I visited Zuccotti park on Sunday (Oct 16, 2011) and it brought back memories of marching against the Vietnam war in the 60’s – and yes, despite the fact that I remember the 60’s I really was there. In once sense the message was the same – Power to The People. A group feeling cheated and wronged were trying to change the course of those in power. But there were differences as well. Here are some random thoughts about those differences.
I hear a lot of complaints that OWS (Occupy Wall Street) is unfocused and needs a more succinct list of demands. I disagree. I think the lack of simple demands engenders a lot of conversation. And conversation was one thing that impressed me on at Zuccotti park. People were talking to each other. For the most part, the protesters were engaging others – media, tourists and just curious folks in conversations about what they believed. And the lack of a consistent message kept those conversations going because everyone I heard talk was there for a slightly different reason.
This contrasts sharply with my recollections of the “peace” marches in which I participated in the 1960’s. We were marching for peace against the war, but our rhetoric and behavior was anything but peaceful. We chanted slogans at people rather than talk with them.
The people in Zuccotti park showed a lot of concern for others. The place was cluttered but clean, their own sanitation department was organized to keep it that way. Even flower beds were fenced off and people were respectful of that.
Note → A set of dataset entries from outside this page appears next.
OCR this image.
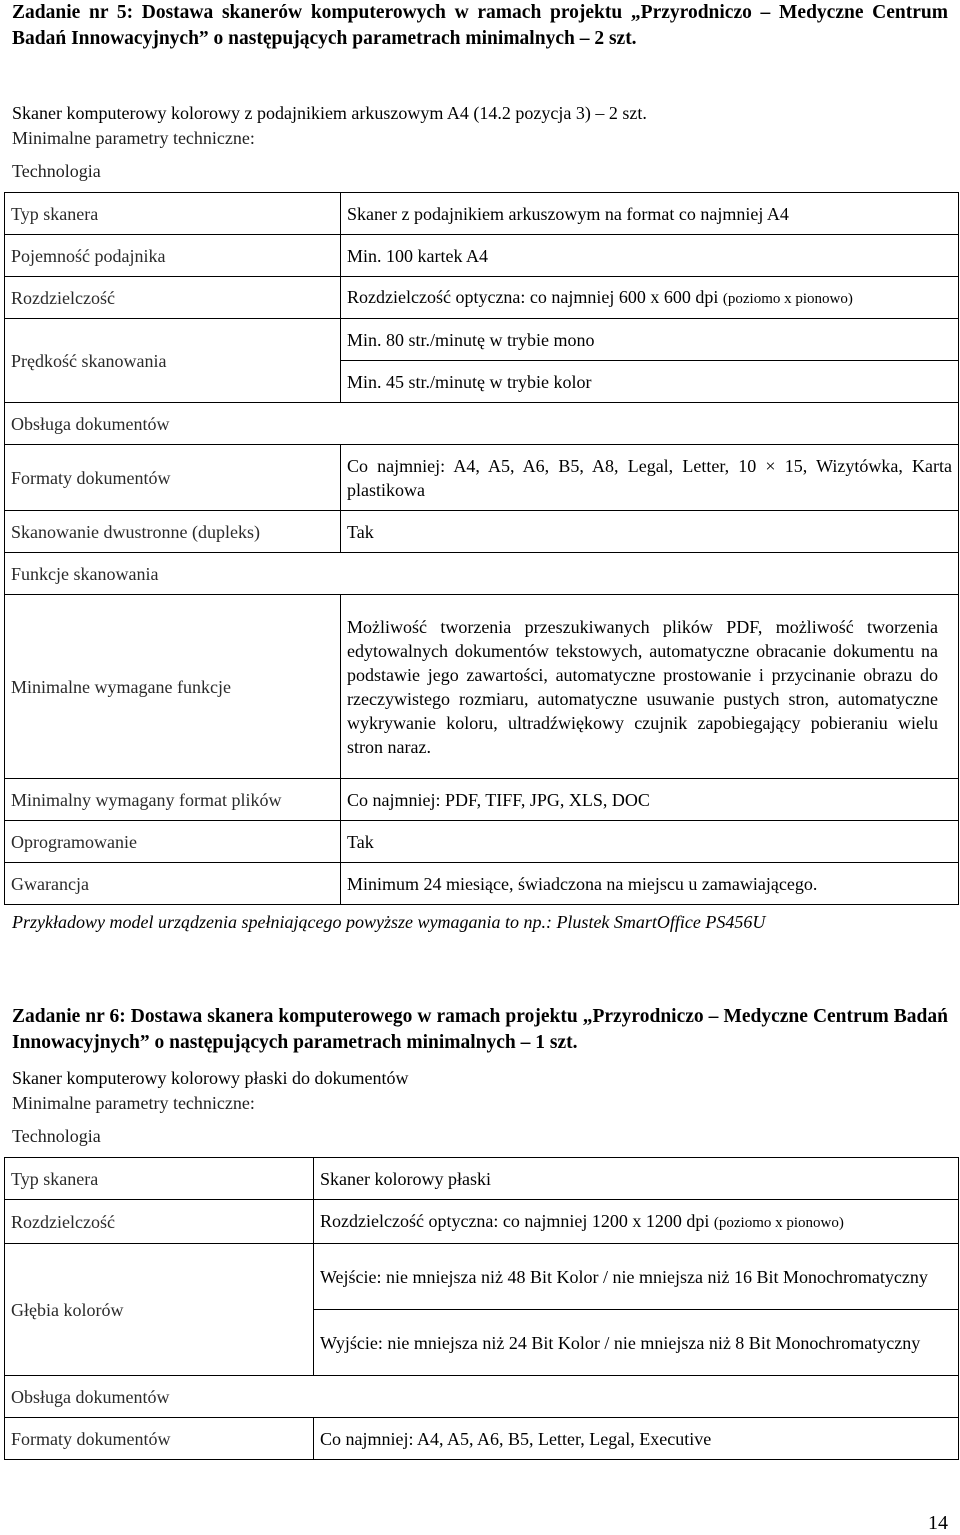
Zadanie nr 5: Dostawa skanerów komputerowych w ramach projektu „Przyrodniczo – Medyczne Centrum Badań Innowacyjnych” o następujących parametrach minimalnych – 2 szt.
Skaner komputerowy kolorowy z podajnikiem arkuszowym A4 (14.2 pozycja 3) – 2 szt.
Minimalne parametry techniczne:
Technologia
Typ skanera	Skaner z podajnikiem arkuszowym na format co najmniej A4
Pojemność podajnika	Min. 100 kartek A4
Rozdzielczość	Rozdzielczość optyczna: co najmniej 600 x 600 dpi (poziomo x pionowo)
Prędkość skanowania	Min. 80 str./minutę w trybie mono
	Min. 45 str./minutę w trybie kolor
Obsługa dokumentów	
Formaty dokumentów	Co najmniej: A4, A5, A6, B5, A8, Legal, Letter, 10 × 15, Wizytówka, Karta plastikowa
Skanowanie dwustronne (dupleks)	Tak
Funkcje skanowania	
Minimalne wymagane funkcje	Możliwość tworzenia przeszukiwanych plików PDF, możliwość tworzenia edytowalnych dokumentów tekstowych, automatyczne obracanie dokumentu na podstawie jego zawartości, automatyczne prostowanie i przycinanie obrazu do rzeczywistego rozmiaru, automatyczne usuwanie pustych stron, automatyczne wykrywanie koloru, ultradźwiękowy czujnik zapobiegający pobieraniu wielu stron naraz.
Minimalny wymagany format plików	Co najmniej: PDF, TIFF, JPG, XLS, DOC
Oprogramowanie	Tak
Gwarancja	Minimum 24 miesiące, świadczona na miejscu u zamawiającego.
Przykładowy model urządzenia spełniającego powyższe wymagania to np.: Plustek SmartOffice PS456U
Zadanie nr 6: Dostawa skanera komputerowego w ramach projektu „Przyrodniczo – Medyczne Centrum Badań Innowacyjnych” o następujących parametrach minimalnych – 1 szt.
Skaner komputerowy kolorowy płaski do dokumentów
Minimalne parametry techniczne:
Technologia
Typ skanera	Skaner kolorowy płaski
Rozdzielczość	Rozdzielczość optyczna: co najmniej 1200 x 1200 dpi (poziomo x pionowo)
Głębia kolorów	Wejście: nie mniejsza niż 48 Bit Kolor / nie mniejsza niż 16 Bit Monochromatyczny
	Wyjście: nie mniejsza niż 24 Bit Kolor / nie mniejsza niż 8 Bit Monochromatyczny
Obsługa dokumentów	
Formaty dokumentów	Co najmniej: A4, A5, A6, B5, Letter, Legal, Executive
14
This contrasts markedly with my recollections of anti-war protestors looting stores and vandalizing property back in “the day”. I saw a man with tattoos all over his face reach down with a rag in his (bare) hand to wipe up dog urine while keeping others from stepping in it.
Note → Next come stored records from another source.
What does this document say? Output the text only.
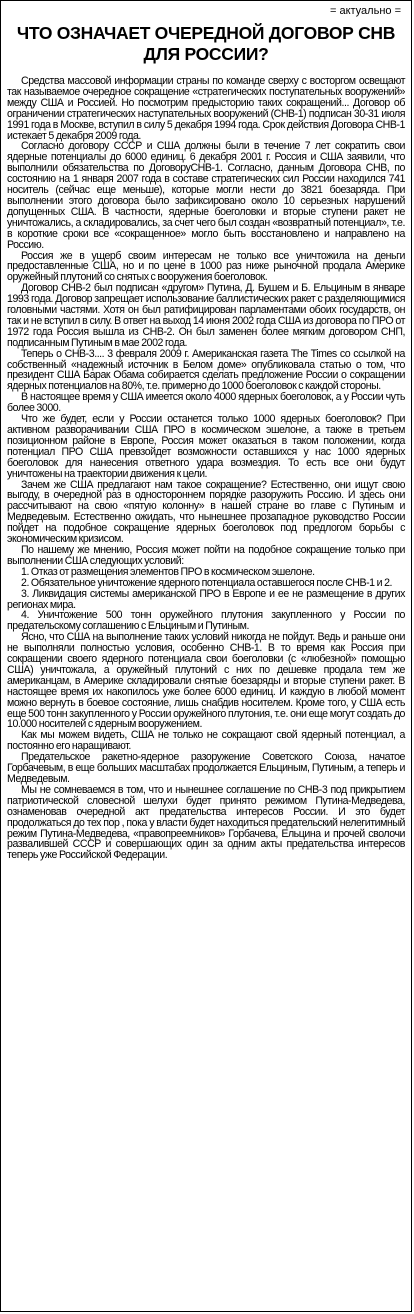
= актуально =
ЧТО ОЗНАЧАЕТ ОЧЕРЕДНОЙ ДОГОВОР СНВ ДЛЯ РОССИИ?

Средства массовой информации страны по команде сверху с восторгом освещают так называемое очередное сокращение «стратегических поступательных вооружений» между США и Россией. Но посмотрим предысторию таких сокращений... Договор об ограничении стратегических наступательных вооружений (СНВ-1) подписан 30-31 июля 1991 года в Москве, вступил в силу 5 декабря 1994 года. Срок действия Договора СНВ-1 истекает 5 декабря 2009 года.

Согласно договору СССР и США должны были в течение 7 лет сократить свои ядерные потенциалы до 6000 единиц. 6 декабря 2001 г. Россия и США заявили, что выполнили обязательства по ДоговоруСНВ-1. Согласно, данным Договора СНВ, по состоянию на 1 января 2007 года в составе стратегических сил России находился 741 носитель (сейчас еще меньше), которые могли нести до 3821 боезаряда. При выполнении этого договора было зафиксировано около 10 серьезных нарушений допущенных США. В частности, ядерные боеголовки и вторые ступени ракет не уничтожались, а складировались, за счет чего был создан «возвратный потенциал», т.е. в короткие сроки все «сокращенное» могло быть восстановлено и направлено на Россию.

Россия же в ущерб своим интересам не только все уничтожила на деньги предоставленные США, но и по цене в 1000 раз ниже рыночной продала Америке оружейный плутоний со снятых с вооружения боеголовок.

Договор СНВ-2 был подписан «другом» Путина, Д. Бушем и Б. Ельциным в январе 1993 года. Договор запрещает использование баллистических ракет с разделяющимися головными частями. Хотя он был ратифицирован парламентами обоих государств, он так и не вступил в силу. В ответ на выход 14 июня 2002 года США из договора по ПРО от 1972 года Россия вышла из СНВ-2. Он был заменен более мягким договором СНП, подписанным Путиным в мае 2002 года.

Теперь о СНВ-3.... 3 февраля 2009 г. Американская газета The Times со ссылкой на собственный «надежный источник в Белом доме» опубликовала статью о том, что президент США Барак Обама собирается сделать предложение России о сокращении ядерных потенциалов на 80%, т.е. примерно до 1000 боеголовок с каждой стороны.

В настоящее время у США имеется около 4000 ядерных боеголовок, а у России чуть более 3000.

Что же будет, если у России останется только 1000 ядерных боеголовок? При активном разворачивании США ПРО в космическом эшелоне, а также в третьем позиционном районе в Европе, Россия может оказаться в таком положении, когда потенциал ПРО США превзойдет возможности оставшихся у нас 1000 ядерных боеголовок для нанесения ответного удара возмездия. То есть все они будут уничтожены на траектории движения к цели.

Зачем же США предлагают нам такое сокращение? Естественно, они ищут свою выгоду, в очередной раз в одностороннем порядке разоружить Россию. И здесь они рассчитывают на свою «пятую колонну» в нашей стране во главе с Путиным и Медведевым. Естественно ожидать, что нынешнее прозападное руководство России пойдет на подобное сокращение ядерных боеголовок под предлогом борьбы с экономическим кризисом.

По нашему же мнению, Россия может пойти на подобное сокращение только при выполнении США следующих условий:

1. Отказ от размещения элементов ПРО в космическом эшелоне.

2. Обязательное уничтожение ядерного потенциала оставшегося после СНВ-1 и 2.

3. Ликвидация системы американской ПРО в Европе и ее не размещение в других регионах мира.

4. Уничтожение 500 тонн оружейного плутония закупленного у России по предательскому соглашению с Ельциным и Путиным.

Ясно, что США на выполнение таких условий никогда не пойдут. Ведь и раньше они не выполняли полностью условия, особенно СНВ-1. В то время как Россия при сокращении своего ядерного потенциала свои боеголовки (с «любезной» помощью США) уничтожала, а оружейный плутоний с них по дешевке продала тем же американцам, в Америке складировали снятые боезаряды и вторые ступени ракет. В настоящее время их накопилось уже более 6000 единиц. И каждую в любой момент можно вернуть в боевое состояние, лишь снабдив носителем. Кроме того, у США есть еще 500 тонн закупленного у России оружейного плутония, т.е. они еще могут создать до 10.000 носителей с ядерным вооружением.

Как мы можем видеть, США не только не сокращают свой ядерный потенциал, а постоянно его наращивают.

Предательское ракетно-ядерное разоружение Советского Союза, начатое Горбачевым, в еще больших масштабах продолжается Ельциным, Путиным, а теперь и Медведевым.

Мы не сомневаемся в том, что и нынешнее соглашение по СНВ-3 под прикрытием патриотической словесной шелухи будет принято режимом Путина-Медведева, ознаменовав очередной акт предательства интересов России. И это будет продолжаться до тех пор , пока у власти будет находиться предательский нелегитимный режим Путина-Медведева, «правопреемников» Горбачева, Ельцина и прочей сволочи развалившей СССР и совершающих один за одним акты предательства интересов теперь уже Российской Федерации.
On what appears to be the “official” OWS site, they are talking about first aid just 1 minute into the 7 minute video.
Amenities – a strange word to use in a situation like this, but I can think of none better – ranged from a food line where anyone who wanted to could get a meal to a people’s library. There were probably a dozen buckets holding over a hundred books and even chairs set nearby so folks could read. Someone was even handing out blank calendar booklets
There were cops. Lots of them. But mostly I saw them just standing around. The only people I heard them admonish were the tourists. They had put up barriers to distinguish the park from the sidewalk and if you were on the sidewalk side, you had to keep moving. If you wanted to stop, you had to move inside so as not to block the walk way.
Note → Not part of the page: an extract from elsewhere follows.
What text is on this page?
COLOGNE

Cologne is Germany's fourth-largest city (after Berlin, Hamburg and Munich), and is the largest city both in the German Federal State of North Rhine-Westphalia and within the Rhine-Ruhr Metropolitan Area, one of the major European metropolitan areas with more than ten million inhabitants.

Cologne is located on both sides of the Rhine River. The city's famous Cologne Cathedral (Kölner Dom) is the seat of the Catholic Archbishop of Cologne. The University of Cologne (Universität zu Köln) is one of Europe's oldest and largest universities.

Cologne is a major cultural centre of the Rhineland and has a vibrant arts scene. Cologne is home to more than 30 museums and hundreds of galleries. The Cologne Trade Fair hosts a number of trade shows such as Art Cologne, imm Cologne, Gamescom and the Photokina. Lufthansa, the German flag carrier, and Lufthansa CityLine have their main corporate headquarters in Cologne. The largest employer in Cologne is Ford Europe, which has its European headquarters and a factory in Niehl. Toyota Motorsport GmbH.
I’ve seen the videos and read reports of beatings and arrests. So I know terrible things happened. But none of the occupiers (or cops for that matter) seemed to hold a grudge the day I was there.
I saw none. I know there had been some by authorities against the protesters. But there’s much less violence from either side than I remember from the 60′s. I’m aware of the front-page picture of the man tackling a cop. but I’m also aware that seems to be the exception rather than the rule. When I marched in Washington DC against the war, protestors openly looted from local stores and trashed the place, and it was almost expected we’d get tear gassed – and we did. The tone was far from peaceful when I marched but it was on Sunday.
I hope it’s a renaissance – a re-ignition of the idea that our society functions best for those at the top as well as the bottom when the top and bottom are not so far apart. Even the IMF seems to think so. Hell, Eric Cantor is even pandering up to the idea. I doubt he’s sincere but one of the things that happens when people stake out a claim like OWS is it moves the conversation in that direction.